The Director of Curative Services at the Ministry of Health (MOH), Dr Willie Tokon, made this statement during the International Nurses Day.

He said:”The government must increase the nursing production (new nurses).

“We (Vanuatu) need more graduates.”

The International Nurses Day is held annually on May 12 to praise the contributions made by nurses to the society.

In Port Vila, the event was held at the Vila Central Hospital (VCH).

Yesterday’s event noted that nurses are the largest group in the MOH and they play critical role within and beyond the healthcare setting.

Nurses work overtime, on shifts from day to night and back to day at health facilities in their communities across the country.

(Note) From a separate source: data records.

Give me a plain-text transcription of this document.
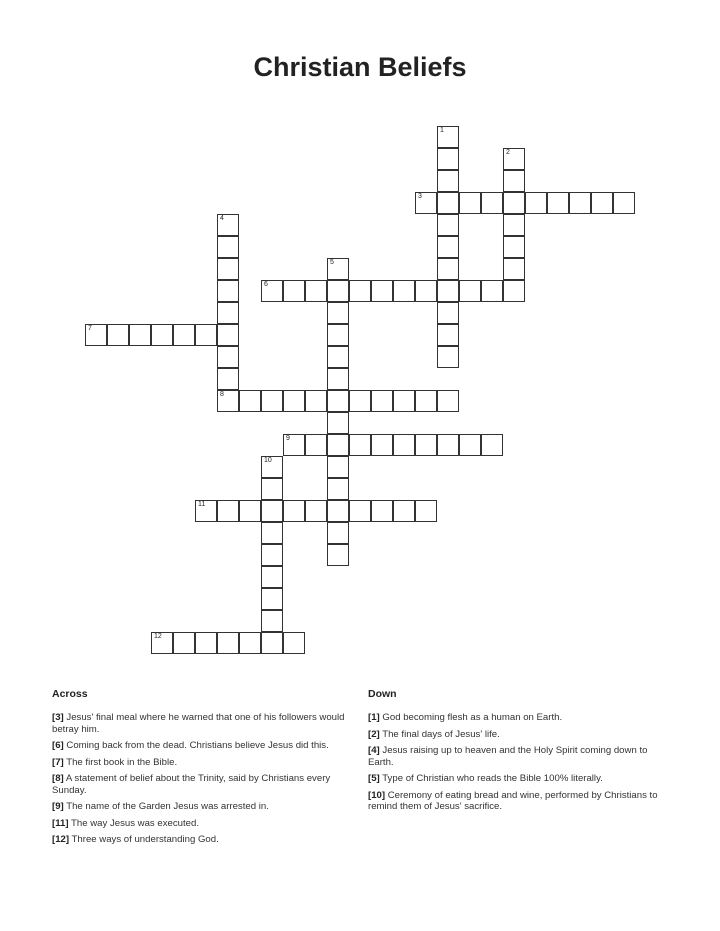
Christian Beliefs
1
2
3
4
8
5
6
7
9
10
11
12
Across
[3] Jesus' final meal where he warned that one of his followers would betray him.
[6] Coming back from the dead. Christians believe Jesus did this.
[7] The first book in the Bible.
[8] A statement of belief about the Trinity, said by Christians every Sunday.
[9] The name of the Garden Jesus was arrested in.
[11] The way Jesus was executed.
[12] Three ways of understanding God.
Down
[1] God becoming flesh as a human on Earth.
[2] The final days of Jesus' life.
[4] Jesus raising up to heaven and the Holy Spirit coming down to Earth.
[5] Type of Christian who reads the Bible 100% literally.
[10] Ceremony of eating bread and wine, performed by Christians to remind them of Jesus' sacrifice.
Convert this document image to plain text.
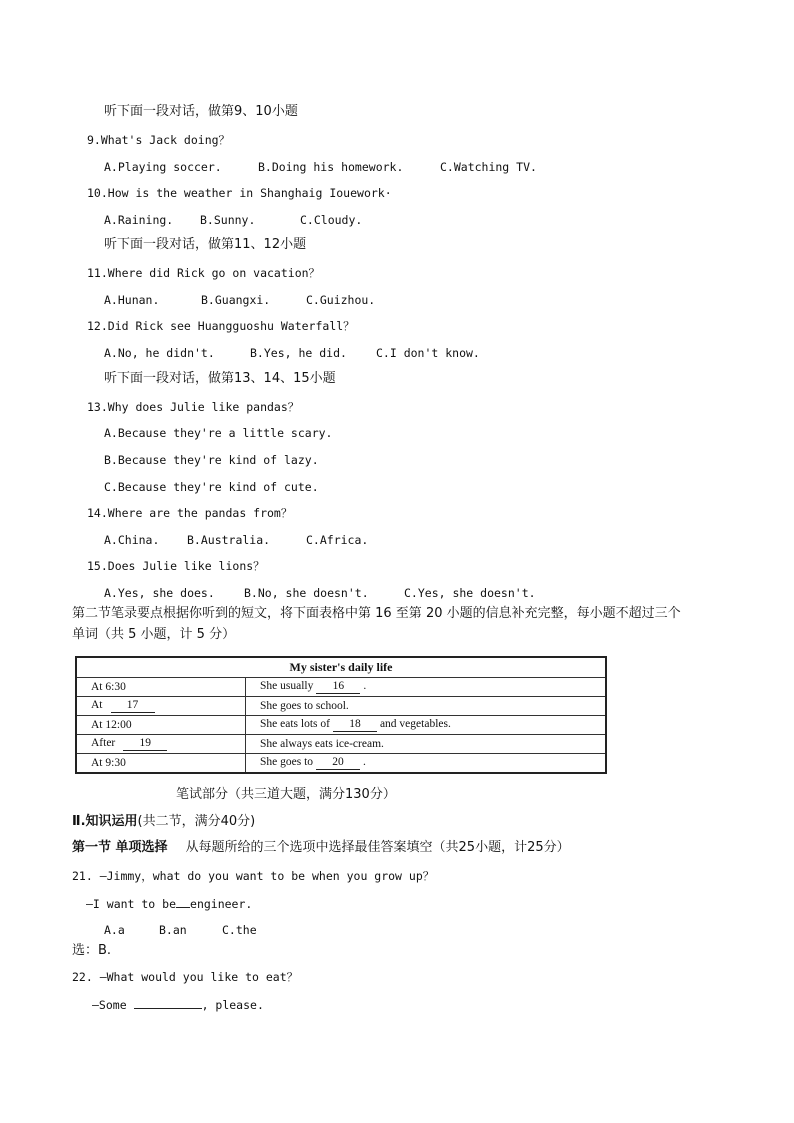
听下面一段对话，做第9、10小题
9.What's Jack doing？
A.Playing soccer.	B.Doing his homework.	C.Watching TV.
10.How is the weather in Shanghaig Iouework·
A.Raining. B.Sunny.	C.Cloudy.
听下面一段对话，做第11、12小题
11.Where did Rick go on vacation？
A.Hunan.	B.Guangxi.	C.Guizhou.
12.Did Rick see Huangguoshu Waterfall？
A.No, he didn't.	B.Yes, he did.	C.I don't know.
听下面一段对话，做第13、14、15小题
13.Why does Julie like pandas？
A.Because they're a little scary.
B.Because they're kind of lazy.
C.Because they're kind of cute.
14.Where are the pandas from？
A.China. B.Australia.	C.Africa.
15.Does Julie like lions？
A.Yes, she does.	B.No, she doesn't.	C.Yes, she doesn't.
第二节笔录要点根据你听到的短文，将下面表格中第 16 至第 20 小题的信息补充完整，每小题不超过三个
单词（共 5 小题，计 5 分）
My sister's daily life	
At 6:30	She usually 16 .
At 17	She goes to school.
At 12:00	She eats lots of 18 and vegetables.
After 19	She always eats ice-cream.
At 9:30	She goes to 20 .
笔试部分（共三道大题，满分130分）
Ⅱ.知识运用(共二节，满分40分)
第一节 单项选择 从每题所给的三个选项中选择最佳答案填空（共25小题，计25分）
21. —Jimmy，what do you want to be when you grow up？
—I want to be engineer.
A.a	B.an	C.the
选：B.
22. —What would you like to eat？
—Some	, please.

Despite facing common challenges such as low salary and staffing, they are committed to improving welfare, safety and recovery of patients.

Nursing is hailed as one of the noblest profession in the world.

Director Tokon described nurses as the backbone of the health sector.

He reminded them of the value of their profession and to continue to uphold their pledges.

When responding to Director Tokon’s statement on nursing production, the Director General (DG) of the MOH, George Taleo, said nurses are the top priority in the new health structure.

“80 to 90 percent of the health reform focuses on improving nursing.

“The development of nursing career is an important aspect of the health structure.

“Nurses will be the first ones to be recruited into the system once the implementation plan is declared soon, on May 18.

“Without nurses, there would be no life,” he said.

Dr Tokon advised the nurses, especially young graduates not to refuse any request to serve in the remote areas.

‘Nurses a voice to lead achieving the Sustainable Development Goals (SDG)’, is the theme of this year’s International Nurses Day.

The day gives a chance to everyone; the government and society to recognize the role nurses play in achieving the SDGs.